McAuliffe takes narrower path after Medicaid expansion blocked
Terry McAuliffe, Virginia’s Democratic governor, has given up on his attempt to expand Medicaid on his own without the support of the GOP-led General Assembly.
Instead, he is introducing program improvements for those currently enrolled through an executive order and a series of emergency regulations.
He also plans an aggressive outreach campaign to reach those already eligible for Medicaid who have not enrolled while spreading the word about premium subsidies available to others through the federal exchange. Other initiatives the governor plans to launch in the coming months include integrating primary and specialty care for as many as 20,000 uninsured residents with serious mental illness via a CMS waiver. He also plans to allow the children of low-income state employees to join the Virginia Family Access to Medical Insurance Security, the state’s Children’s Health Insurance Program, and extend dental benefits to all pregnant women in Medicaid and FAMIS.

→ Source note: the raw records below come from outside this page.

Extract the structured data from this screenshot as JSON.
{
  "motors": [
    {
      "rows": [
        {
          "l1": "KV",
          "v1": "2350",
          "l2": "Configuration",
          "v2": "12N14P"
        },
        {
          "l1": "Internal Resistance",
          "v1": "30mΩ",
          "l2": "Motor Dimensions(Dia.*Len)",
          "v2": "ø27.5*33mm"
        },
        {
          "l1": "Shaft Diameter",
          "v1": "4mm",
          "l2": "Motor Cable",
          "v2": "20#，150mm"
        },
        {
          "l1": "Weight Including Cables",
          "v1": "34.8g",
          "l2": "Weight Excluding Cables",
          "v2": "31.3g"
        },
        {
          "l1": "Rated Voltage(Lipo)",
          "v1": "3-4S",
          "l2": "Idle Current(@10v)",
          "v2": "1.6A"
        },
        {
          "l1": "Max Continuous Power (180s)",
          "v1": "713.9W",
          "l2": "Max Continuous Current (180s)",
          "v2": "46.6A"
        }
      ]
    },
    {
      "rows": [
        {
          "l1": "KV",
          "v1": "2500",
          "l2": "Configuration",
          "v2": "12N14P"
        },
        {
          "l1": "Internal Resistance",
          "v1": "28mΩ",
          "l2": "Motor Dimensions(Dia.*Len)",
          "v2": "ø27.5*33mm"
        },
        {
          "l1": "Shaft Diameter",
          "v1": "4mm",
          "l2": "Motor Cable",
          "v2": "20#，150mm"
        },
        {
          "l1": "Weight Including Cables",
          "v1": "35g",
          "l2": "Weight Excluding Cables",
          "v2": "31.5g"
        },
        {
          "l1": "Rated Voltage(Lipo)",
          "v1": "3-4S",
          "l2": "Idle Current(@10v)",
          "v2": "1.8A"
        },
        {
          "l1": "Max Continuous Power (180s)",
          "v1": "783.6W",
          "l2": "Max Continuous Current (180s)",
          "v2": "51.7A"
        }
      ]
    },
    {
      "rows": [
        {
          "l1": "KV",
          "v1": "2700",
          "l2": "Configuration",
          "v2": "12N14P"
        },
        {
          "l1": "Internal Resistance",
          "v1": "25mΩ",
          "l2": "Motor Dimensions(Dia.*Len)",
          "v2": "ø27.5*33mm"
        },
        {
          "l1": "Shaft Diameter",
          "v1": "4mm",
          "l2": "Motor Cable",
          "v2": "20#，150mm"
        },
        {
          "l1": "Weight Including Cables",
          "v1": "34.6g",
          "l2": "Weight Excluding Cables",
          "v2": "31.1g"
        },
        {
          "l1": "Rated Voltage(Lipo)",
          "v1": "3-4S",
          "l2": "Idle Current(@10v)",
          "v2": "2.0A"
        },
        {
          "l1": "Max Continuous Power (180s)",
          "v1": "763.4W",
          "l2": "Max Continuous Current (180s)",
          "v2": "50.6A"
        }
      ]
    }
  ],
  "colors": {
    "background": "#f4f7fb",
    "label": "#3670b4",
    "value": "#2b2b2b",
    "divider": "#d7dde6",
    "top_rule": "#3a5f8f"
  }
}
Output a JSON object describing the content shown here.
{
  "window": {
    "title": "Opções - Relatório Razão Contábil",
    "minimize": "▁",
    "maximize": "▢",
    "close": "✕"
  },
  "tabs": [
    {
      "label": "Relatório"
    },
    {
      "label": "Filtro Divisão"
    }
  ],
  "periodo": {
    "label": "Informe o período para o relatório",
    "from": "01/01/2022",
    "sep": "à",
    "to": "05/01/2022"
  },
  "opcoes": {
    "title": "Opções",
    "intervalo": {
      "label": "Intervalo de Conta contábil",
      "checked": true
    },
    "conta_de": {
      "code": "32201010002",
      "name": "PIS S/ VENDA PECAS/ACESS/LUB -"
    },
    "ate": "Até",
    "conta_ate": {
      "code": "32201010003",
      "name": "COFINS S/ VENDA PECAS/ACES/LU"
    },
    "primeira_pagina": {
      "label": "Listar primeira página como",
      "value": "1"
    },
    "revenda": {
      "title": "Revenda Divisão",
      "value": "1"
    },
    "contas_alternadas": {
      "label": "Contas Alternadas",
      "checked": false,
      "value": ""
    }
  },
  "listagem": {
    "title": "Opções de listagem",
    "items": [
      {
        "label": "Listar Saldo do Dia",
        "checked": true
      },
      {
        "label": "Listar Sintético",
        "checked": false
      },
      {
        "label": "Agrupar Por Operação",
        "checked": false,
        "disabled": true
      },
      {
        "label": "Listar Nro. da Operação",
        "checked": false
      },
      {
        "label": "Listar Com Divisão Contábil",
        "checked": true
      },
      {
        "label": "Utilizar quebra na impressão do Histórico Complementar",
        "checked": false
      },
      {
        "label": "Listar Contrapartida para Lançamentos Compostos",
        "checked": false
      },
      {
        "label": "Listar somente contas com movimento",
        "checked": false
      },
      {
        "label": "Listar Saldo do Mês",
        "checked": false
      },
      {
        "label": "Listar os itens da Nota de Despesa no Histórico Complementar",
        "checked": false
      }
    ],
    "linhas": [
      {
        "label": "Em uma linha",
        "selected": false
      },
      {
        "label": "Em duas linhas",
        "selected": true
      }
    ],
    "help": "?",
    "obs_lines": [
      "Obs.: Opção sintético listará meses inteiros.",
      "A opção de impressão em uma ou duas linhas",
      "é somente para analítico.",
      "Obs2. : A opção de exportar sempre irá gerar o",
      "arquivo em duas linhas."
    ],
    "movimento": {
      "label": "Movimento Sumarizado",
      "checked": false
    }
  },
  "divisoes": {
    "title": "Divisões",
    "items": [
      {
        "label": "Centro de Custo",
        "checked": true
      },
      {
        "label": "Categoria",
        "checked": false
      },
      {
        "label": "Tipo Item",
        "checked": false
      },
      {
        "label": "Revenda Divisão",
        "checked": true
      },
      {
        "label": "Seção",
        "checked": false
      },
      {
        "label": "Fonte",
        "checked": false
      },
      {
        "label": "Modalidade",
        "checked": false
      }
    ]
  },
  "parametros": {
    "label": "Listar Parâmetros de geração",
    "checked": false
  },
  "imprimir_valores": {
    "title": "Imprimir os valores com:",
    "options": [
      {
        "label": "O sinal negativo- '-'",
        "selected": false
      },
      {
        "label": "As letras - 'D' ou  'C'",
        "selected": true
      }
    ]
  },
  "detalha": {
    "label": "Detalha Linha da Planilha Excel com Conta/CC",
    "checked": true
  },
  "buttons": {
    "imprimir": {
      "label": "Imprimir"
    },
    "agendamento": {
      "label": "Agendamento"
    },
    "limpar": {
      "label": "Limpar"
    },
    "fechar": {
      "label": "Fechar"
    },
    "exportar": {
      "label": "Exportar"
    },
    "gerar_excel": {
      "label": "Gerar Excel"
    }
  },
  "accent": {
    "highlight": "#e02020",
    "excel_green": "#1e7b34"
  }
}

McAuliffe put up a tough fight to expand Medicaid for an additional 400,000 Virginia adults making between 100% and 138% of federal poverty level, at one point even holding up the state’s budget in hopes that GOP lawmakers would cave in. When that failed, he contemplated extending the program through an executive order. But after talks with the state’s attorney general, McAuliffe realized such executive action would not be possible.
“Trust me, if I could do this on my own, I would do it,” McAuliffe said last week during a news conference.